The Library of Pergamum, built by Eumenes II, was the second of the three famous ancient libraries. It contained 200,000 volumes. A century later Mark Antony gave them to Cleopatra as a wedding present to be added to the collection of the library in Alexandria. The library building was next to the north stoa of the Athena Sanctuary. Most probably, the second floor of the stoa was at the same level with the first floor of the library. It had a large reading hall with many shelves all around, leaving an empty space between walls and shelves for the circulation of air to prevent humidity. Manuscripts were written on parchment then rolled or folded and put on shelves.
When the Egyptians prohibited the export of papyrus, the King of Pergamum ordered that a new material be found. The new discovery was "parchment", a fine material from sheep or goat skin, highly polished with pumice stone and slit into sheets. Therefore the name of Pergamum has been perpetuated and seen as synonymous with the word "parchment".
The Temple of Trajan was a 2C AD temple in Corinthian order, dedicated to Trajan, built by his successor Hadrian. Both emperors were worshipped there. The temple was built of marble, probably on the site of a previous Hellenistic building. Before the construction, the area was leveled off by using a successful arched and vaulted substructure. The temple is flanked by stoas on three sides, the one at the back being higher than the others. It was in Corinthian order to have a peripteros plan, with 9 by 6 columns.
It is said that the Theater in the acropolis of Pergamum is the steepest raked Hellenistic theater in the world. The cavea of the theater which consists of 80 rows of seats is divided into three sections by two diazomas. The capacity was 10,000 people. The construction material is andesite. Because it was originally a Hellenistic theater, there was not a permanent stage building and people sitting on the cavea could see outside and beyond the playing area. In the Hellenistic period, performances were held in a festive atmosphere and took a long time. People spent a lot of time in the theater, usually the minimum of a full day. Therefore, they never wanted to block their view of outside and the stage building, being made of wood, was portable. Square holes at the back of the orchestra were for the portable stage building. The theater was also used during the Roman period with some alterations.

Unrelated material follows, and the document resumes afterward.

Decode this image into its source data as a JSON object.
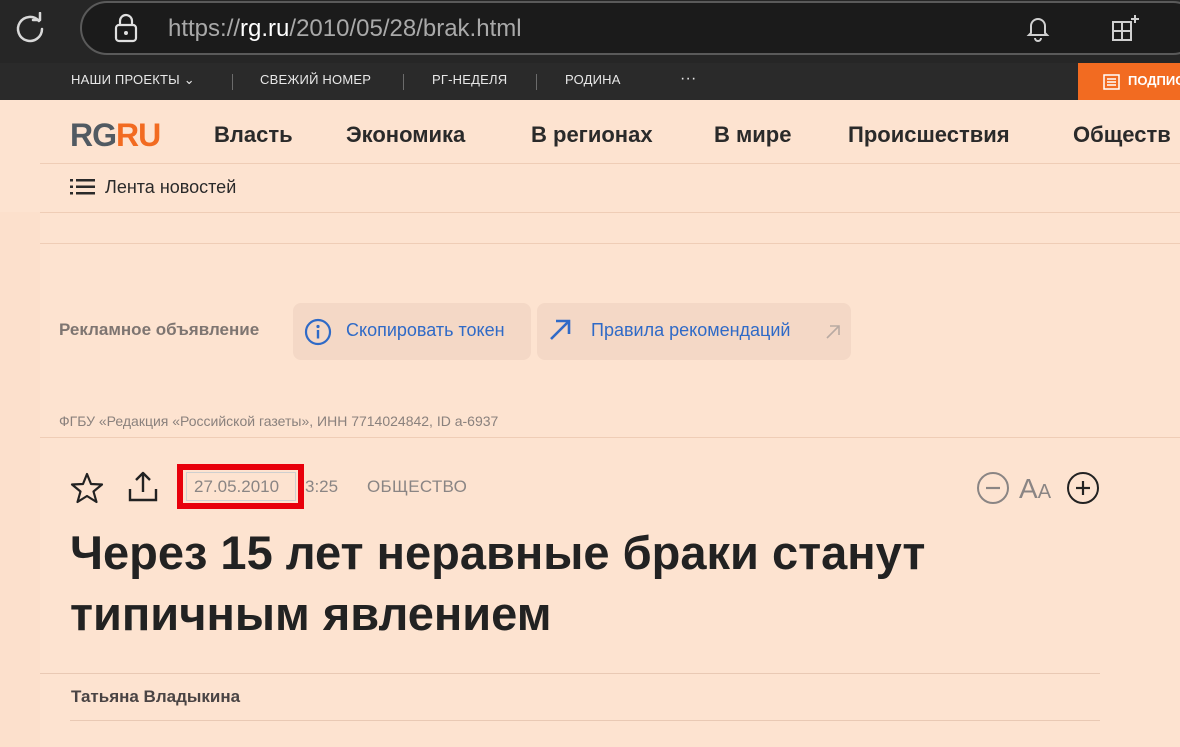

The finest altar ever built can be accepted as the Zeus Altar at Pergamum, of about 180 BC, which stands in its own precinct but, most unusually, without a temple. The altar, a marble offering-table, stood on an enormous stone plinth, which also supported the double colonnade of Ionic columns enclosing it on three sides. On the fourth side it was approached by a fine stairway, nearly 20 m / 65 ft wide.

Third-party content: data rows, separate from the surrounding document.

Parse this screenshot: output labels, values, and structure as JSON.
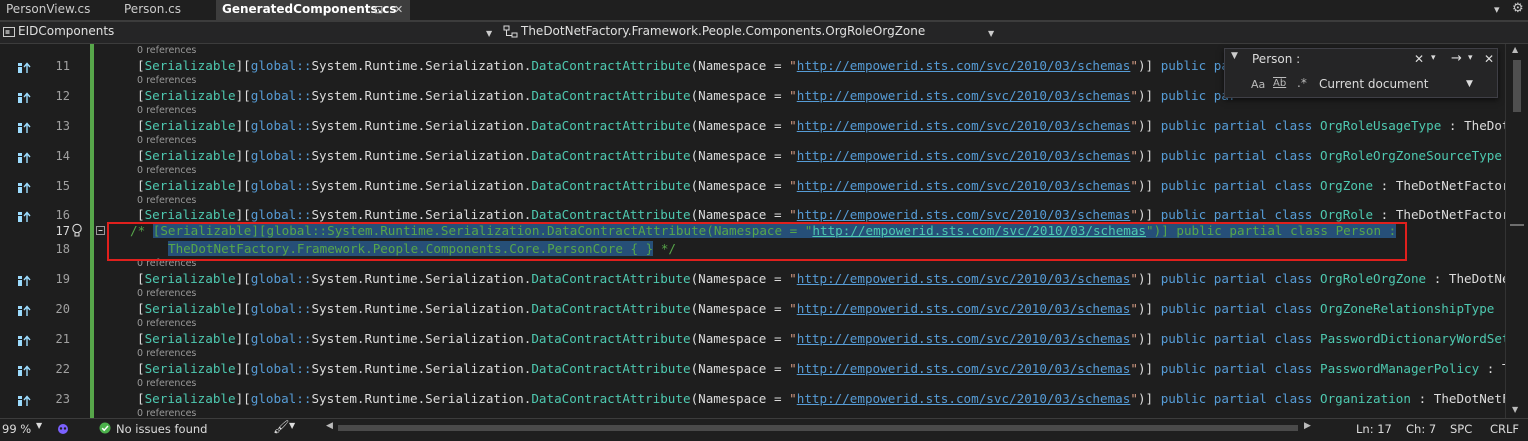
{
  "tabs": [
    {
      "label": "PersonView.cs",
      "active": false
    },
    {
      "label": "Person.cs",
      "active": false
    },
    {
      "label": "GeneratedComponents.cs",
      "active": true,
      "pin": "⊡",
      "close": "✕"
    }
  ],
  "tabbar": {
    "overflow": "▾",
    "settings": "⚙"
  },
  "navbar": {
    "project": "EIDComponents",
    "type": "TheDotNetFactory.Framework.People.Components.OrgRoleOrgZone",
    "member": ""
  },
  "find": {
    "query": "Person :",
    "close": "✕",
    "options_caret": "▾",
    "find_next": "→",
    "find_options": "▾",
    "widget_close": "✕",
    "match_case": "Aa",
    "whole_word": "Ab",
    "regex": ".*",
    "scope": "Current document"
  },
  "code": {
    "refs_label": "0 references",
    "attr_serializable": "Serializable",
    "global_prefix": "global::",
    "namespace_path": "System.Runtime.Serialization.",
    "dca": "DataContractAttribute",
    "ns_param": "(Namespace = ",
    "url": "http://empowerid.sts.com/svc/2010/03/schemas",
    "after_url": ")] ",
    "public": "public",
    "partial": "partial",
    "class": "class",
    "colon": " : ",
    "lines": [
      {
        "num": "11",
        "name": "",
        "base": ""
      },
      {
        "num": "12",
        "name": "",
        "base": ""
      },
      {
        "num": "13",
        "name": "OrgRoleUsageType",
        "base": "TheDot"
      },
      {
        "num": "14",
        "name": "OrgRoleOrgZoneSourceType",
        "base": ""
      },
      {
        "num": "15",
        "name": "OrgZone",
        "base": "TheDotNetFactor"
      },
      {
        "num": "16",
        "name": "OrgRole",
        "base": "TheDotNetFactor"
      },
      {
        "num": "19",
        "name": "OrgRoleOrgZone",
        "base": "TheDotNe"
      },
      {
        "num": "20",
        "name": "OrgZoneRelationshipType",
        "base": ""
      },
      {
        "num": "21",
        "name": "PasswordDictionaryWordSet",
        "base": ""
      },
      {
        "num": "22",
        "name": "PasswordManagerPolicy",
        "base": "T"
      },
      {
        "num": "23",
        "name": "Organization",
        "base": "TheDotNetF"
      }
    ],
    "line17_num": "17",
    "line18_num": "18",
    "comment_open": "/* ",
    "line17_text": "[Serializable][global::System.Runtime.Serialization.DataContractAttribute(Namespace = \"",
    "line17_text_b": "\")] public partial class Person :",
    "line18_text": "TheDotNetFactory.Framework.People.Components.Core.PersonCore { }",
    "comment_close": " */",
    "truncated_tail": "public par"
  },
  "status": {
    "zoom": "99 %",
    "issues": "No issues found",
    "line": "Ln: 17",
    "col": "Ch: 7",
    "spc": "SPC",
    "crlf": "CRLF"
  },
  "colors": {
    "keyword": "#569cd6",
    "type": "#4ec9b0",
    "string": "#d69d85",
    "comment": "#57a64a",
    "selection": "#264f78",
    "highlight_box": "#e0201d"
  }
}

Much of the structure and almost all of the friezes are now in Berlin. Decorated with vigorous friezes of life-size figures depicting a battle between gods and giants, its contemporary context is probably King Eumenes II’s celebration of his recent victories over the Gauls in Pontus and Bithynia. If this is so, then the context incorporates within its apparently straightforward mythology the King’s assertion of his own triumphant role as the defender of traditions against barbarianism.